Wenn es die Bundesregierung nicht schafft, bis zum Herbst einen Gesetzesentwurf zur Reform des Werbeverbots bei Abtreibungen vorzulegen, will die SPD andere Mehrheiten dafür finden. Das teilte der Parteivorstand am Montag mit. Die SPD selbst wünscht eine Streichung des Paragrafen 219a. „Sexuelle Selbstbestimmung kann nur dann gelebt werden, wenn alle Menschen freien Zugang zu sachlichen Informationen über medizinische Behandlungen haben“, heißt es in einer Mitteilung.
Die Sozialdemokraten schlagen einen Gruppenantrag im Bundestag vor, „um eine möglichst breite parlamentarische Mehrheit zu finden, bei der jede/r einzelne Abgeordnete nach seinem/ihrem Gewissen abstimmen kann“.
Union erneut unter Druck
Diese Ankündigung setzt vor allem den Koalitionspartner Union erneut unter Druck. Dieser hatte sich gegen eine Abschaffung des Paragrafen 219a ausgesprochen.
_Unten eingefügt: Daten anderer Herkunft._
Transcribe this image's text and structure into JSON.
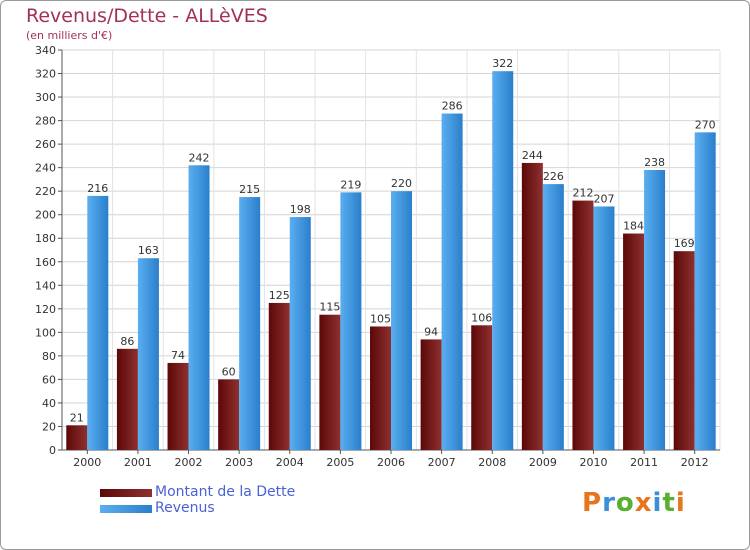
{
  "title": "Revenus/Dette - ALLèVES",
  "subtitle": "(en milliers d'€)",
  "logo": {
    "text": "Proxiti",
    "letters": [
      "P",
      "r",
      "o",
      "x",
      "i",
      "t",
      "i"
    ],
    "colors": [
      "#e8741c",
      "#3a8fd8",
      "#58b030",
      "#e8741c",
      "#3a8fd8",
      "#58b030",
      "#e8741c"
    ]
  },
  "colors": {
    "debt_dark": "#5c0808",
    "debt_light": "#8e3030",
    "revenue_dark": "#2a7fcb",
    "revenue_light": "#5aaef0",
    "title": "#a3305a",
    "legend_text": "#4a62d8"
  },
  "chart_data": {
    "type": "bar",
    "title": "Revenus/Dette - ALLèVES",
    "ylabel": "(en milliers d'€)",
    "xlabel": "",
    "categories": [
      "2000",
      "2001",
      "2002",
      "2003",
      "2004",
      "2005",
      "2006",
      "2007",
      "2008",
      "2009",
      "2010",
      "2011",
      "2012"
    ],
    "ylim": [
      0,
      340
    ],
    "yticks": [
      "0",
      "20",
      "40",
      "60",
      "80",
      "100",
      "120",
      "140",
      "160",
      "180",
      "200",
      "220",
      "240",
      "260",
      "280",
      "300",
      "320",
      "340"
    ],
    "grid": true,
    "legend_position": "bottom-left",
    "series": [
      {
        "name": "Montant de la Dette",
        "values": [
          21,
          86,
          74,
          60,
          125,
          115,
          105,
          94,
          106,
          244,
          212,
          184,
          169
        ],
        "labels": [
          "21",
          "86",
          "74",
          "60",
          "125",
          "115",
          "105",
          "94",
          "106",
          "244",
          "212",
          "184",
          "169"
        ]
      },
      {
        "name": "Revenus",
        "values": [
          216,
          163,
          242,
          215,
          198,
          219,
          220,
          286,
          322,
          226,
          207,
          238,
          270
        ],
        "labels": [
          "216",
          "163",
          "242",
          "215",
          "198",
          "219",
          "220",
          "286",
          "322",
          "226",
          "207",
          "238",
          "270"
        ]
      }
    ]
  }
}
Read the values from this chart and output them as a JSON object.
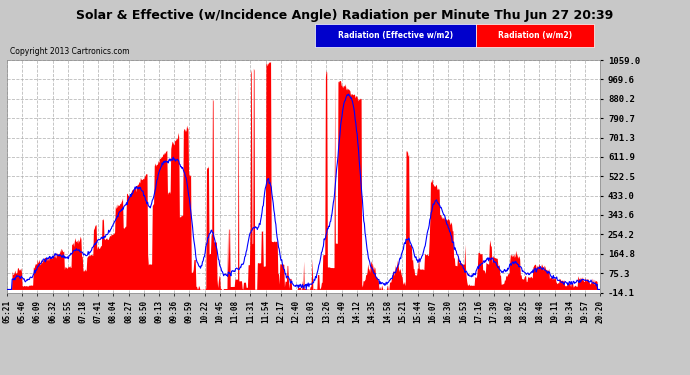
{
  "title": "Solar & Effective (w/Incidence Angle) Radiation per Minute Thu Jun 27 20:39",
  "copyright": "Copyright 2013 Cartronics.com",
  "legend_effective": "Radiation (Effective w/m2)",
  "legend_radiation": "Radiation (w/m2)",
  "yticks": [
    -14.1,
    75.3,
    164.8,
    254.2,
    343.6,
    433.0,
    522.5,
    611.9,
    701.3,
    790.7,
    880.2,
    969.6,
    1059.0
  ],
  "ymin": -14.1,
  "ymax": 1059.0,
  "xtick_labels": [
    "05:21",
    "05:46",
    "06:09",
    "06:32",
    "06:55",
    "07:18",
    "07:41",
    "08:04",
    "08:27",
    "08:50",
    "09:13",
    "09:36",
    "09:59",
    "10:22",
    "10:45",
    "11:08",
    "11:31",
    "11:54",
    "12:17",
    "12:40",
    "13:03",
    "13:26",
    "13:49",
    "14:12",
    "14:35",
    "14:58",
    "15:21",
    "15:44",
    "16:07",
    "16:30",
    "16:53",
    "17:16",
    "17:39",
    "18:02",
    "18:25",
    "18:48",
    "19:11",
    "19:34",
    "19:57",
    "20:20"
  ],
  "plot_bg_color": "#FFFFFF",
  "fig_bg_color": "#C8C8C8",
  "grid_color": "#AAAAAA",
  "red_fill_color": "#FF0000",
  "blue_line_color": "#0000FF",
  "legend_effective_bg": "#0000CC",
  "legend_radiation_bg": "#FF0000",
  "figsize": [
    6.9,
    3.75
  ],
  "dpi": 100
}
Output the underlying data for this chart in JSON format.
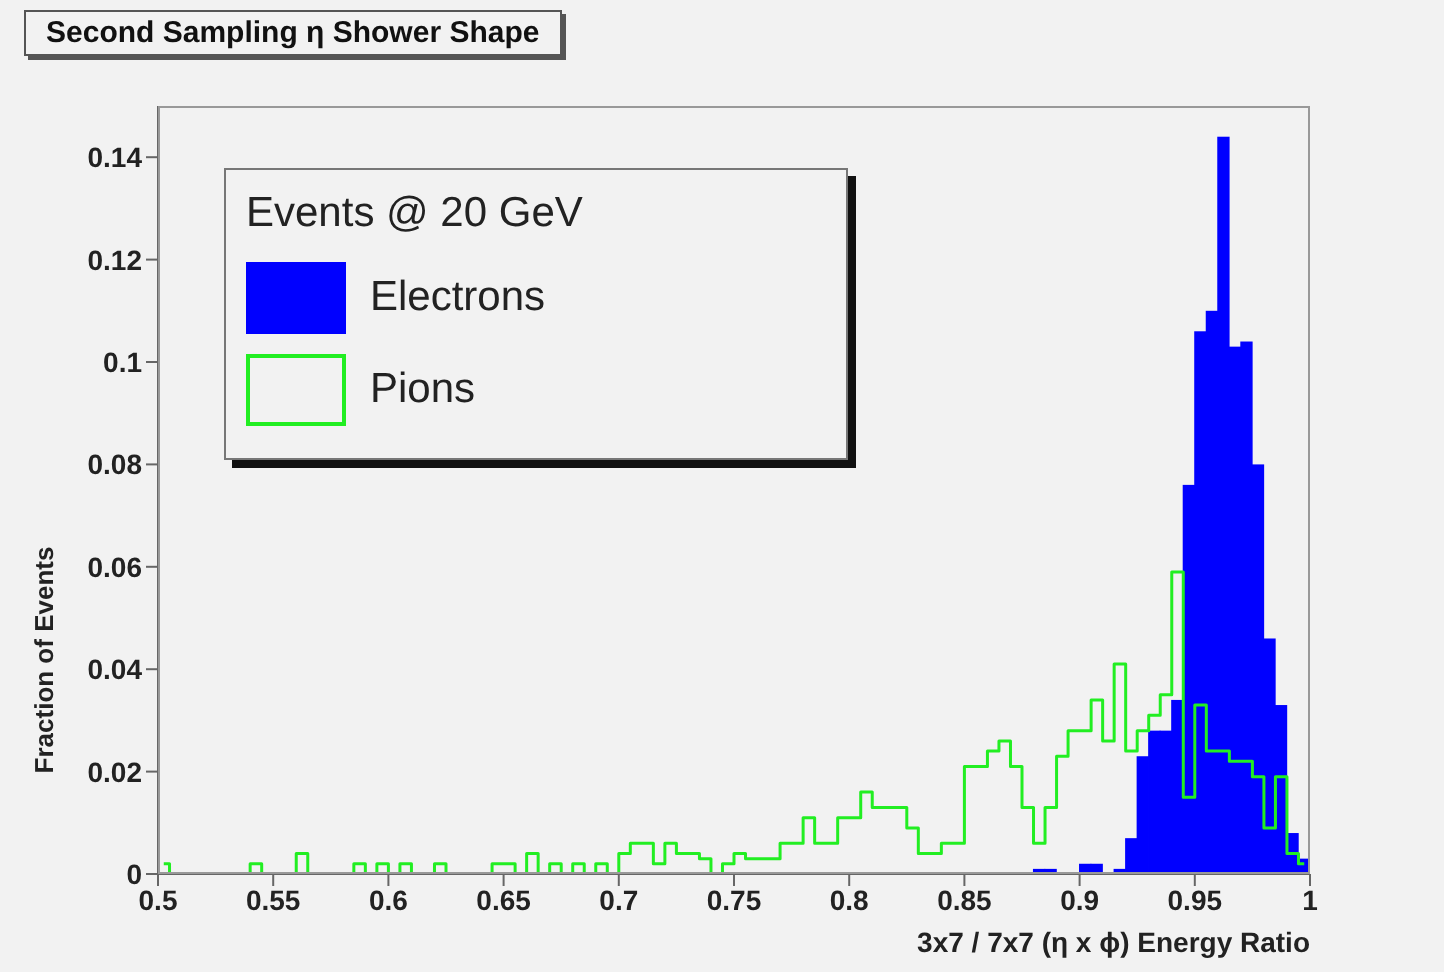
{
  "chart_data": {
    "type": "histogram",
    "title": "Second Sampling η Shower Shape",
    "xlabel": "3x7 / 7x7 (η x ϕ) Energy Ratio",
    "ylabel": "Fraction of Events",
    "legend_title": "Events @ 20 GeV",
    "legend": "top left",
    "bins": [
      0.5,
      0.505,
      0.51,
      0.515,
      0.52,
      0.525,
      0.53,
      0.535,
      0.54,
      0.545,
      0.55,
      0.555,
      0.56,
      0.565,
      0.57,
      0.575,
      0.58,
      0.585,
      0.59,
      0.595,
      0.6,
      0.605,
      0.61,
      0.615,
      0.62,
      0.625,
      0.63,
      0.635,
      0.64,
      0.645,
      0.65,
      0.655,
      0.66,
      0.665,
      0.67,
      0.675,
      0.68,
      0.685,
      0.69,
      0.695,
      0.7,
      0.705,
      0.71,
      0.715,
      0.72,
      0.725,
      0.73,
      0.735,
      0.74,
      0.745,
      0.75,
      0.755,
      0.76,
      0.765,
      0.77,
      0.775,
      0.78,
      0.785,
      0.79,
      0.795,
      0.8,
      0.805,
      0.81,
      0.815,
      0.82,
      0.825,
      0.83,
      0.835,
      0.84,
      0.845,
      0.85,
      0.855,
      0.86,
      0.865,
      0.87,
      0.875,
      0.88,
      0.885,
      0.89,
      0.895,
      0.9,
      0.905,
      0.91,
      0.915,
      0.92,
      0.925,
      0.93,
      0.935,
      0.94,
      0.945,
      0.95,
      0.955,
      0.96,
      0.965,
      0.97,
      0.975,
      0.98,
      0.985,
      0.99,
      0.995,
      1
    ],
    "series": [
      {
        "name": "Electrons",
        "color": "#0000ff",
        "values": [
          0,
          0,
          0,
          0,
          0,
          0,
          0,
          0,
          0,
          0,
          0,
          0,
          0,
          0,
          0,
          0,
          0,
          0,
          0,
          0,
          0,
          0,
          0,
          0,
          0,
          0,
          0,
          0,
          0,
          0,
          0,
          0,
          0,
          0,
          0,
          0,
          0,
          0,
          0,
          0,
          0,
          0,
          0,
          0,
          0,
          0,
          0,
          0,
          0,
          0,
          0,
          0,
          0,
          0,
          0,
          0,
          0,
          0,
          0,
          0,
          0,
          0,
          0,
          0,
          0,
          0,
          0,
          0,
          0,
          0,
          0,
          0,
          0,
          0,
          0,
          0,
          0.001,
          0.001,
          0,
          0,
          0.002,
          0.002,
          0,
          0.001,
          0.007,
          0.023,
          0.028,
          0.028,
          0.034,
          0.076,
          0.106,
          0.11,
          0.144,
          0.103,
          0.104,
          0.08,
          0.046,
          0.033,
          0.008,
          0.003
        ]
      },
      {
        "name": "Pions",
        "type": "step",
        "color": "#22ee22",
        "x": [
          0.5025,
          0.5075,
          0.5125,
          0.5175,
          0.5225,
          0.5275,
          0.5325,
          0.5375,
          0.5425,
          0.5475,
          0.5525,
          0.5575,
          0.5625,
          0.5675,
          0.5725,
          0.5775,
          0.5825,
          0.5875,
          0.5925,
          0.5975,
          0.6025,
          0.6075,
          0.6125,
          0.6175,
          0.6225,
          0.6275,
          0.6325,
          0.6375,
          0.6425,
          0.6475,
          0.6525,
          0.6575,
          0.6625,
          0.6675,
          0.6725,
          0.6775,
          0.6825,
          0.6875,
          0.6925,
          0.6975,
          0.7025,
          0.7075,
          0.7125,
          0.7175,
          0.7225,
          0.7275,
          0.7325,
          0.7375,
          0.7425,
          0.7475,
          0.7525,
          0.7575,
          0.7625,
          0.7675,
          0.7725,
          0.7775,
          0.7825,
          0.7875,
          0.7925,
          0.7975,
          0.8025,
          0.8075,
          0.8125,
          0.8175,
          0.8225,
          0.8275,
          0.8325,
          0.8375,
          0.8425,
          0.8475,
          0.8525,
          0.8575,
          0.8625,
          0.8675,
          0.8725,
          0.8775,
          0.8825,
          0.8875,
          0.8925,
          0.8975,
          0.9025,
          0.9075,
          0.9125,
          0.9175,
          0.9225,
          0.9275,
          0.9325,
          0.9375,
          0.9425,
          0.9475,
          0.9525,
          0.9575,
          0.9625,
          0.9675,
          0.9725,
          0.9775,
          0.9825,
          0.9875,
          0.9925,
          0.9975
        ],
        "values": [
          0.002,
          0,
          0,
          0,
          0,
          0,
          0,
          0,
          0.002,
          0,
          0,
          0,
          0.004,
          0,
          0,
          0,
          0,
          0.002,
          0,
          0.002,
          0,
          0.002,
          0,
          0,
          0.002,
          0,
          0,
          0,
          0,
          0.002,
          0.002,
          0,
          0.004,
          0,
          0.002,
          0,
          0.002,
          0,
          0.002,
          0,
          0.004,
          0.006,
          0.006,
          0.002,
          0.006,
          0.004,
          0.004,
          0.003,
          0,
          0.002,
          0.004,
          0.003,
          0.003,
          0.003,
          0.006,
          0.006,
          0.011,
          0.006,
          0.006,
          0.011,
          0.011,
          0.016,
          0.013,
          0.013,
          0.013,
          0.009,
          0.004,
          0.004,
          0.006,
          0.006,
          0.021,
          0.021,
          0.024,
          0.026,
          0.021,
          0.013,
          0.006,
          0.013,
          0.023,
          0.028,
          0.028,
          0.034,
          0.026,
          0.041,
          0.024,
          0.028,
          0.031,
          0.035,
          0.059,
          0.015,
          0.033,
          0.024,
          0.024,
          0.022,
          0.022,
          0.019,
          0.009,
          0.019,
          0.004,
          0.002
        ]
      }
    ],
    "xlim": [
      0.5,
      1
    ],
    "xticks": [
      0.5,
      0.55,
      0.6,
      0.65,
      0.7,
      0.75,
      0.8,
      0.85,
      0.9,
      0.95,
      1
    ],
    "ylim": [
      0,
      0.15
    ],
    "yticks": [
      0,
      0.02,
      0.04,
      0.06,
      0.08,
      0.1,
      0.12,
      0.14
    ]
  }
}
Es sei „kein konstruktiver Beitrag zur Problemlösung, sich öffentlich Fristen zu setzen“, zitierte die Deutsche Presse-Agentur (dpa) am Dienstag den Parlamentarischen Geschäftsführer der Unionsfraktion im Bundestag, Michael Grosse-Brömer. Seine Fraktion wolle einen entsprechenden Vorschlag der Bundesregierung zum Thema abwarten.
Um Streit innerhalb der Großen Koalition zu vermeiden, hatte die SPD einen Gesetzesvorschlag zur Streichung zurückgezogen. CDU und CSU verwiesen das Thema im März an die Bundesregierung. In den zuständigen Ministerien solle nach einer Kompromisslösung gesucht werden, hieß es. Damit war der Streit vorerst vertagt.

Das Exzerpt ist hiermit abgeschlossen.